# Bow Fishing & Local Ordinances-Need Legal Eagle



## Where's Bruce? (Jul 11, 2011)

I keep stumbling upon the same type of code in my searches for places where bow fishing is permitted:

_13.04.070 Possession of Firearms and Weapons. 
It is unlawful for any person, other than peace officers in the discharge of their duties, to use, carry or possess firearms, air rifles, BB guns, spring guns, bow and arrows, slingshots or any other potentially dangerous form of weapon, unless permitted by a City Council resolution. (Ord. 94-12, 8/23/94)_

I have sent the following letter (changed the city names) to some local municipalities:

*Perhaps you can assist me in my search for information. I wish to engage in bow fishing in Newport below the tide line. The Dept. of Fish & Game allows for bow fishing as a legal form of take provided it does not violate any county or municipal ordinances.
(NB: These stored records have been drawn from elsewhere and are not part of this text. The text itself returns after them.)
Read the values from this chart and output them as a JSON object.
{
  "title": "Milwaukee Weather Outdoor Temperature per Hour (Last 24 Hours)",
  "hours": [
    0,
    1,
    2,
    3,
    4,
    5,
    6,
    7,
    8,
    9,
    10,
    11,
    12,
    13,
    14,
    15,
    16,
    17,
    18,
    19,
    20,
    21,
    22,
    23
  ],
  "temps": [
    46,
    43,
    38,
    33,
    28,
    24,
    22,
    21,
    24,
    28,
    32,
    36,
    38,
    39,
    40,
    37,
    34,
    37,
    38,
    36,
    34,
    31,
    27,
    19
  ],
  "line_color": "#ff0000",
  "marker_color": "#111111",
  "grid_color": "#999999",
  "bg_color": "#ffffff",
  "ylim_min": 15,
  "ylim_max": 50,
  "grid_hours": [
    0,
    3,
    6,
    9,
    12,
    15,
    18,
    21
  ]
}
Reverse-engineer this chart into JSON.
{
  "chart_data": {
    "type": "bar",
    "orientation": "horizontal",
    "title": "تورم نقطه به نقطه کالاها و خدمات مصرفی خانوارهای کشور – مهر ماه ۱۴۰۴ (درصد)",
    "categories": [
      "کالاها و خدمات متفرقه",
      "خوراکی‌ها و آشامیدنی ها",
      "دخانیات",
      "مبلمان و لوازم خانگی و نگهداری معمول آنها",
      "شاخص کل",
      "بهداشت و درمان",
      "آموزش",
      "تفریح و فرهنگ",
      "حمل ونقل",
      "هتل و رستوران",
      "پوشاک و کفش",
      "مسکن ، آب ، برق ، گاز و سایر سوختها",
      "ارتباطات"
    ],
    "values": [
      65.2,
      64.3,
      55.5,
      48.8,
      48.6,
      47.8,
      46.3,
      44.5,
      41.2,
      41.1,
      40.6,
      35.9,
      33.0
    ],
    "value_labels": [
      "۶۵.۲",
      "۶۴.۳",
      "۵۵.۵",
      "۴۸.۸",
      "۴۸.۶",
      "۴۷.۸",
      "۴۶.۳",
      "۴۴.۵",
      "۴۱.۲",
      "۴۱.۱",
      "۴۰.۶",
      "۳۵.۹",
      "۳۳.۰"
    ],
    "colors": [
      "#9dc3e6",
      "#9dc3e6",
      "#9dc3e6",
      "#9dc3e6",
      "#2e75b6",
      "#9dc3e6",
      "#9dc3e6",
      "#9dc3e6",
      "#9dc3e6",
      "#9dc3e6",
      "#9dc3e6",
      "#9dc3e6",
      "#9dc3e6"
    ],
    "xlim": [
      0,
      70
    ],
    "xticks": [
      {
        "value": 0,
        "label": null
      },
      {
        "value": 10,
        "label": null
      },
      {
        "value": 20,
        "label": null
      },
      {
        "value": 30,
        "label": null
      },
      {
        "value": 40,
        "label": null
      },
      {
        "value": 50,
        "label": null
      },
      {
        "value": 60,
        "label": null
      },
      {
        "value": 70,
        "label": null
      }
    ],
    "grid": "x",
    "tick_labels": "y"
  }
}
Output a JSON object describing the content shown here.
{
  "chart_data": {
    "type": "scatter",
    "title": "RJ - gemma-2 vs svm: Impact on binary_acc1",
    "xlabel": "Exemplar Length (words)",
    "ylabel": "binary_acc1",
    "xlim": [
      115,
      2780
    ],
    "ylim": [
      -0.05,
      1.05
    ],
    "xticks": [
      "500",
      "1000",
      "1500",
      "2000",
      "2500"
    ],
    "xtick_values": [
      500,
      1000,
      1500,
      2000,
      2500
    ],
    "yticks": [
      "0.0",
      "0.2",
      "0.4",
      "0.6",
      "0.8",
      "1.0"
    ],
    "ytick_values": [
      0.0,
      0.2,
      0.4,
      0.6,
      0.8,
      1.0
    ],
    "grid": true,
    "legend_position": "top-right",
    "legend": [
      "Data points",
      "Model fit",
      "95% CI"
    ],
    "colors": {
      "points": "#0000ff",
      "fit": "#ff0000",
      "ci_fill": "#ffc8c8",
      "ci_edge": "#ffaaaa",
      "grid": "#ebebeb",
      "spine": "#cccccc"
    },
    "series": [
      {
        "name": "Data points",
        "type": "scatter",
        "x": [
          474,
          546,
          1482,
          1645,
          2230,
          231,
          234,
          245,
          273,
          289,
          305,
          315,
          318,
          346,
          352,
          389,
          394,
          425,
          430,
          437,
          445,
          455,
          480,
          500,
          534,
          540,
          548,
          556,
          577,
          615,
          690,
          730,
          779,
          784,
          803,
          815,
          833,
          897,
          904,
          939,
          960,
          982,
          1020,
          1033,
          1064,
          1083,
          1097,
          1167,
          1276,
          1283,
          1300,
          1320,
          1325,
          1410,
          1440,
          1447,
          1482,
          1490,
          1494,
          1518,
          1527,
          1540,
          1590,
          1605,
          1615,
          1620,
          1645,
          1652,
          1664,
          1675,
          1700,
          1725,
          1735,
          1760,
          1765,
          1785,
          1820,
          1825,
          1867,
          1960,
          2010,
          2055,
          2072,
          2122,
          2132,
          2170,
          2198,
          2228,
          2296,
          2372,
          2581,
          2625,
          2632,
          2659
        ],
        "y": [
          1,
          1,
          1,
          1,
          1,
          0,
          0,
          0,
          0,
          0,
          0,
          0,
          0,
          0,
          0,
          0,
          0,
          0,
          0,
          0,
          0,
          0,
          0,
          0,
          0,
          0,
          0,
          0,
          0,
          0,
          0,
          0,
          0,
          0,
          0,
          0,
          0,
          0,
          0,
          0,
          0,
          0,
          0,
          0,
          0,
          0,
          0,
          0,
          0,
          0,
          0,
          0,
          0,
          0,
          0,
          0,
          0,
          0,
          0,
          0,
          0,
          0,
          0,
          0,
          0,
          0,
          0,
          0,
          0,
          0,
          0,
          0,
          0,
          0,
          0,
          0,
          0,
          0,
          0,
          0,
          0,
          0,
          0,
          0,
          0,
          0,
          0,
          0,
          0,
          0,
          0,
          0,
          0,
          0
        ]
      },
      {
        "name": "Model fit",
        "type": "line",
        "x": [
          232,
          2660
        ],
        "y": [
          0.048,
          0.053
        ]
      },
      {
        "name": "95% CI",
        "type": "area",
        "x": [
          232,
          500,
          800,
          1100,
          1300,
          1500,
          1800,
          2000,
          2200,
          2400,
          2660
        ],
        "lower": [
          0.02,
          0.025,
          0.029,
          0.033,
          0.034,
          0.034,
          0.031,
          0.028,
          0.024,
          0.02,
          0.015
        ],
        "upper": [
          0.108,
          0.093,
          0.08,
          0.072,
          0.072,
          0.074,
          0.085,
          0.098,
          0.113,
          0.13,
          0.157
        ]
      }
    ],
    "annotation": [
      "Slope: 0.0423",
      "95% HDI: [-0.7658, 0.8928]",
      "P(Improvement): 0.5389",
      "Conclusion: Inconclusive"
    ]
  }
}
Some cities have ordinances prohibiting the use of archery equipment within city limits but draw the city line at the high tide mark…making bow fishing legal and acceptable as long as you’re on wet sand or rock jutting out into the ocean. Others prohibit use of archery equipment for bow fishing on specific landmarks like piers while allowing it in other places. This applies to both salt and freshwater bodies of water. What applicable ordinance (if any) applies to bow fishing in Newport? Can you help me? I only wanna catch a fish, not end up in handcuffs. 
Many thanks,
Bruce Carter*

Does anyone know if city control extends beyond the high tide mark and if so...have they effectively outlawed bow fishing this way? TIA 
Many of the cities I've called reply..."We don't know."


----------